American materials scientist

Dr. Harold M. Manasevit (1927–2008) was an American materials scientist.

Manasevit received a B.S. Degree in chemistry from Ohio University in 1950, M.S. in Chemistry from Pennsylvania State University in 1951, and Ph.D. in physical inorganic chemistry from the Illinois Institute of Technology in 1959. He then joined the U.S. Borax Research Corp. in Anaheim, California, but in 1960 left for North American Aviation. In 1983 he joined TRW as a Senior Scientist.

Manasevit's career focused on chemical vapor deposition (CVD) of materials. In 1963 he was the first to document epitaxial growth of silicon on sapphire, and in 1968 was the first to publish on metalorganic chemical vapor deposition (MOCVD) for the epitaxial growth of GaAs and many other III-V, II-VI and IV-VI semiconductors, including the first report of the growth of single-crystal GaN and AlN on (0001) sapphire, the process used worldwide today for the commercial production of all visible LEDs. He developed numerous CVD techniques for etching insulators and for producing semiconductor and superconducting films on insulators.

Manesevit holds 16 patents, and was awarded the 1985 IEEE Morris N. Liebmann Memorial Award "for pioneering work in metalorganic chemical vapor deposition, epitaxial-crystal reactor design, and demonstration of superior quality semiconductor devices grown by this process."

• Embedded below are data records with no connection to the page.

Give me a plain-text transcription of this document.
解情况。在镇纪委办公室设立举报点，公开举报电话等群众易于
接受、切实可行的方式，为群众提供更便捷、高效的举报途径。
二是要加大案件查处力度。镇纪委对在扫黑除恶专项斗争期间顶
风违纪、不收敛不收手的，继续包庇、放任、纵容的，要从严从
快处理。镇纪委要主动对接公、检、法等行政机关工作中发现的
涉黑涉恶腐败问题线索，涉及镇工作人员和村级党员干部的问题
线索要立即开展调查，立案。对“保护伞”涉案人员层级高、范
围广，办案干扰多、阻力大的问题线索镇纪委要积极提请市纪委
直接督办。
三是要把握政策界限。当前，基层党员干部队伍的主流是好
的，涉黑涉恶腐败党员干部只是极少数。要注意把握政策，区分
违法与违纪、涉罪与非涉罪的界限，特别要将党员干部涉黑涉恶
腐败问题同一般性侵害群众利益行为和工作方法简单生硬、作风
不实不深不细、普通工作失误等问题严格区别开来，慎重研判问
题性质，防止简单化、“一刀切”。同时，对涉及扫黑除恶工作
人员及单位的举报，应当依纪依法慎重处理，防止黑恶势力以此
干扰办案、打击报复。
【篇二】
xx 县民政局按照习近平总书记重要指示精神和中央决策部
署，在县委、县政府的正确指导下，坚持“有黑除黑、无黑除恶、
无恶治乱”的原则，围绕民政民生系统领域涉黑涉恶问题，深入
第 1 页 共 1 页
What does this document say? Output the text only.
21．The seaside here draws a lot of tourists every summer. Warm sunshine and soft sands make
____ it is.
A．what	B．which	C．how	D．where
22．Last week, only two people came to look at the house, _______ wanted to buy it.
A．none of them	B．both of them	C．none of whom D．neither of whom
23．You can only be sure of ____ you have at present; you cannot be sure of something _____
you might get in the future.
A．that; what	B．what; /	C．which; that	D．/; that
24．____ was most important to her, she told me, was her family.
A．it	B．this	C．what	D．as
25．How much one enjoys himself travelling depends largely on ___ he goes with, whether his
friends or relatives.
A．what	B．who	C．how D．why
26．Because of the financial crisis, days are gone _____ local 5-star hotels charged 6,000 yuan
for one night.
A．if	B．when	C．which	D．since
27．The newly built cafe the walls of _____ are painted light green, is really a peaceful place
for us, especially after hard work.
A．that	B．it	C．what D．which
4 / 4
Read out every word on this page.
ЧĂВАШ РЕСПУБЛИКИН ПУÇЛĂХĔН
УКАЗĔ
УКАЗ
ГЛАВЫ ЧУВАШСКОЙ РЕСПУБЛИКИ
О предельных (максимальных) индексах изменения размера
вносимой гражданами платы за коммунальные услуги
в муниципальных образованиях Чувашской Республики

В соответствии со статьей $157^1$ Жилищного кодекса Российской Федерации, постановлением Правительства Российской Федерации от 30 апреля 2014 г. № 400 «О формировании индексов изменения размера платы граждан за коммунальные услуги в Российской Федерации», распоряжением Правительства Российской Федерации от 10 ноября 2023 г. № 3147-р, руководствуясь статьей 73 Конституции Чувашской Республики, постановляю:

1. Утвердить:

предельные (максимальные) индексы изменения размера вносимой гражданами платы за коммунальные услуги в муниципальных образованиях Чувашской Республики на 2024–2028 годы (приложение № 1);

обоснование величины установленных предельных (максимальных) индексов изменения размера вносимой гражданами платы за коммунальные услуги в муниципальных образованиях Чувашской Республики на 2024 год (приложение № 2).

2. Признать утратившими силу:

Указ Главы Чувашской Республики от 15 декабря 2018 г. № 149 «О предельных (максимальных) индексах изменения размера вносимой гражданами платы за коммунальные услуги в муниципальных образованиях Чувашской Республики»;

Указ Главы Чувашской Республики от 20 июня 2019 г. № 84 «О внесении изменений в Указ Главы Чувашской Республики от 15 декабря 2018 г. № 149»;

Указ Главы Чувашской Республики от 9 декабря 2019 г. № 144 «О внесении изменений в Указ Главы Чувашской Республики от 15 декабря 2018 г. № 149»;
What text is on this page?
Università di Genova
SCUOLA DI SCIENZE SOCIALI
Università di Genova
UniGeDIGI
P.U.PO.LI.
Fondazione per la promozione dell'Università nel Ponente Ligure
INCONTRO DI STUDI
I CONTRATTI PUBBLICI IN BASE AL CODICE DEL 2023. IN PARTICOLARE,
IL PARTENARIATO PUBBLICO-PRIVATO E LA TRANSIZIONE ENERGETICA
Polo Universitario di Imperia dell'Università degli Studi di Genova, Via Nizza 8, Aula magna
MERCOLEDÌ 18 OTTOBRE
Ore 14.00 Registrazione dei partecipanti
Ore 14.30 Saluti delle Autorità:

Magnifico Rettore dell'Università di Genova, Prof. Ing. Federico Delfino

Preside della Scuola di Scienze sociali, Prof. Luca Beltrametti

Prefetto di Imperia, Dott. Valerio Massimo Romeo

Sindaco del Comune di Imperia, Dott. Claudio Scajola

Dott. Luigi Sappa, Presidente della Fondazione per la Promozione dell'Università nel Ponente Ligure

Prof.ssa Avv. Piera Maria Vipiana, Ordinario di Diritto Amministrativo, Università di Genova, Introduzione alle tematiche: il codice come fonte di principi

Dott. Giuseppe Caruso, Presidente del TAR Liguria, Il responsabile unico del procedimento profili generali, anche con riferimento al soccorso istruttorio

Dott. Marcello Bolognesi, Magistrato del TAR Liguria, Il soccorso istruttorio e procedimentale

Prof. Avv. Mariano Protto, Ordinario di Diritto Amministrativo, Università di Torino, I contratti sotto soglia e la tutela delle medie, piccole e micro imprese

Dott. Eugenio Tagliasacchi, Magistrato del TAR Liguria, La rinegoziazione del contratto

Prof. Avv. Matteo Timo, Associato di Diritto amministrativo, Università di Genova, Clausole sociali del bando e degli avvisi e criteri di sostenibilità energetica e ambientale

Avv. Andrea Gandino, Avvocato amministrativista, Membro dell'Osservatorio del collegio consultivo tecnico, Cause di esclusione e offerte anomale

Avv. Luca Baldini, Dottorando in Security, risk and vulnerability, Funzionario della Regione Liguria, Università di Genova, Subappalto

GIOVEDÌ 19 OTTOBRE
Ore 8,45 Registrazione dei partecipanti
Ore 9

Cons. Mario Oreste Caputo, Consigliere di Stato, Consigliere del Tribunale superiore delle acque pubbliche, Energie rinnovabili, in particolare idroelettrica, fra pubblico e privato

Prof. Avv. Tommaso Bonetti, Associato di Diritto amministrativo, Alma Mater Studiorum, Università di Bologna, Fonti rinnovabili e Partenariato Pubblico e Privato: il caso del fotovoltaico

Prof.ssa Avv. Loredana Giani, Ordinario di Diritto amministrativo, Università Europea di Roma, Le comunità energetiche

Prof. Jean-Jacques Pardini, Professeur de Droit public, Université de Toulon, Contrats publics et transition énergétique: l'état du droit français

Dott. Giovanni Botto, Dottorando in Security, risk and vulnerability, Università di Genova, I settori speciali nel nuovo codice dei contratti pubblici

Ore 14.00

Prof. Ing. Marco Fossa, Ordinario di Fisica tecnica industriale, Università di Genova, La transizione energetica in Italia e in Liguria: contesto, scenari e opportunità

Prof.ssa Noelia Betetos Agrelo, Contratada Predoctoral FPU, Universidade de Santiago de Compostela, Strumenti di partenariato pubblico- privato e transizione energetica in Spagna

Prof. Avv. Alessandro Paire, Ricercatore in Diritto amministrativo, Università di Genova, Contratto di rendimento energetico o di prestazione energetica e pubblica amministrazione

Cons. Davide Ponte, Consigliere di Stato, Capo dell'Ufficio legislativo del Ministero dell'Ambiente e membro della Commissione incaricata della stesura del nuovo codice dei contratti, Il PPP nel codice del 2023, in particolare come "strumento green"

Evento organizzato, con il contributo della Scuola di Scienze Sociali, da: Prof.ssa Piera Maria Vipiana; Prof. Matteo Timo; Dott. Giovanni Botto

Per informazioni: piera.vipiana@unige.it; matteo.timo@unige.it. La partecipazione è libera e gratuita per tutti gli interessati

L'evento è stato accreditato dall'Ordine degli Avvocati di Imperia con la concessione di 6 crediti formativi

Stated by Russell D. Dupuis, "In the mid-1970s, Rockwell International Electronics Operations (Anaheim CA) was developing the guidance systems for Minuteman missiles. It was necessary to design a system with radiation-hardened circuits so the missiles could go through these nuclear bomb clouds. One key feature of these circuits was the need for stability in the conductivity of the substrate. Silicon was the technology of choice, but it suffered when exposed to large amounts of radiation. My colleague, Harold Manasevit had the idea of growing silicon on a sapphire substrate, which was an insulator from radiation and infinitely stable. So he developed a technology called silicon on sapphire, or SOS, which was used in the Minuteman Missiles. He also developed an analogous process for the growth of gallium arsenide on sapphire."